Nearby, Joe Calloway, owner of RE 360 development company, is committed to erasing Allentown’s decline. In the 1990s, before the Zone 3 police station moved there, “it was one of the worst” neighborhoods for crime, he says.
But Calloway, 35, of Pine took the risk and began buying properties. He owns around 40 parcels in Allentown, including 11 commercial storefronts and two warehouses, and his construction company helps offset his remodeling costs.
He convinced the Birmingham Foundation to invest in his project to buy low-cost, rundown homes and fix them up for sale at $125,000 to $150,000 — or more.

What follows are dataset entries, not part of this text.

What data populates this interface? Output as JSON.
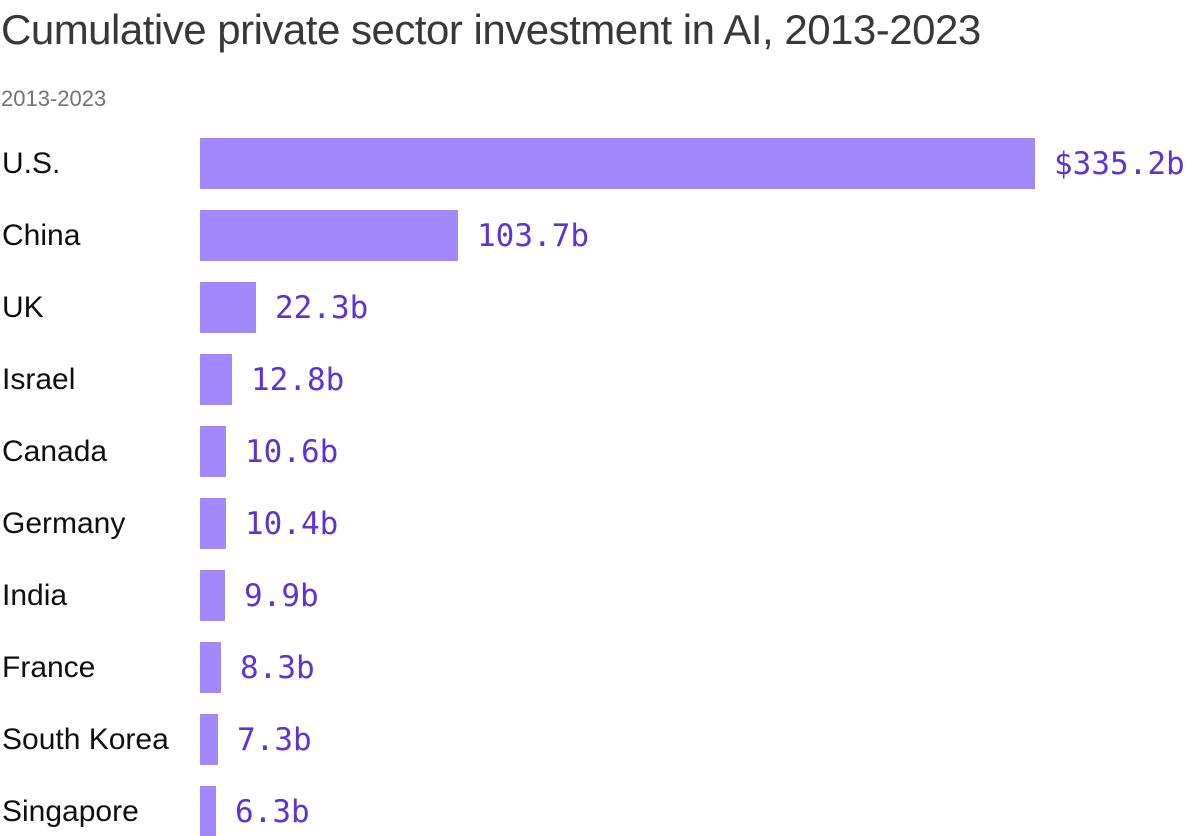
{
  "header": {
    "title": "Cumulative private sector investment in AI, 2013-2023",
    "subtitle": "2013-2023"
  },
  "chart_data": {
    "type": "bar",
    "orientation": "horizontal",
    "title": "Cumulative private sector investment in AI, 2013-2023",
    "subtitle": "2013-2023",
    "categories": [
      "U.S.",
      "China",
      "UK",
      "Israel",
      "Canada",
      "Germany",
      "India",
      "France",
      "South Korea",
      "Singapore"
    ],
    "values": [
      335.2,
      103.7,
      22.3,
      12.8,
      10.6,
      10.4,
      9.9,
      8.3,
      7.3,
      6.3
    ],
    "value_labels": [
      "$335.2b",
      "103.7b",
      "22.3b",
      "12.8b",
      "10.6b",
      "10.4b",
      "9.9b",
      "8.3b",
      "7.3b",
      "6.3b"
    ],
    "xlim": [
      0,
      335.2
    ],
    "grid": false,
    "legend": false,
    "colors": {
      "bar": "#a189fc",
      "value_text": "#5c33d6",
      "category_text": "#0f0f0f",
      "title_text": "#383838",
      "subtitle_text": "#737373"
    }
  }
}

“Allentown is on the cusp — an up-and-coming neighborhood like South Side Slopes,” Calloway says. “You get an amazing amount of house in these neighborhoods, considering Allentown is 1 mile from Downtown. This is a great community.”
Unlike Lawrenceville’s obvious transformation from industrial past to a shopping and dining destination, Calloway acknowledges it’s too early to track real turnaround in Allentown. But he, Panza and Josh Lucas, with the Work Hard Pittsburgh small-business incubator, have faith in its eventual transformation.
“You can see the change already — a lot of young people,” says Lucas, of Duquesne Heights.
Some Allentown homes Calloway bought for $30,000 or $40,000 and invested around $10,000 in cosmetics to make them more livable. Others required $50,000 or more to modernize.
Pittsburgh’s median income of around $55,000 doesn’t support homes costing $400,000, he says. “It’s not realistic. It’s not affordable for a lot of people. Not everyone works for Google or a big law firm Downtown. They’re looking to buy in that $150,000 range.”
Calloway made available a warehouse for the Hilltop Alliance’s program, Industry on Industry, which offers discounted studio space to makers and artists. The program is part of the thrust to lure businesses by offering 50% rent abatement for their first year.
Lucas’ incubator and Academy Pittsburgh boot camps aim to help people become self-reliant by learning marketable skills.
“We’re hoping to attract people who fall in love with the community, buy a house and raise a family,” Calloway says. “When we started up here three years ago, everyone thought he and I were crazy. But then came the coffee shop, and tenants in the warehouse who make reclaimed artisan goods, and Leon’s Caribbean, and Spool, the boutique fabric shop.
“We’re getting a ton of people coming. They’re being forced out [of higher-priced neighborhoods] or they’re losing their places to work. We’re saying come over and get good-quality space.”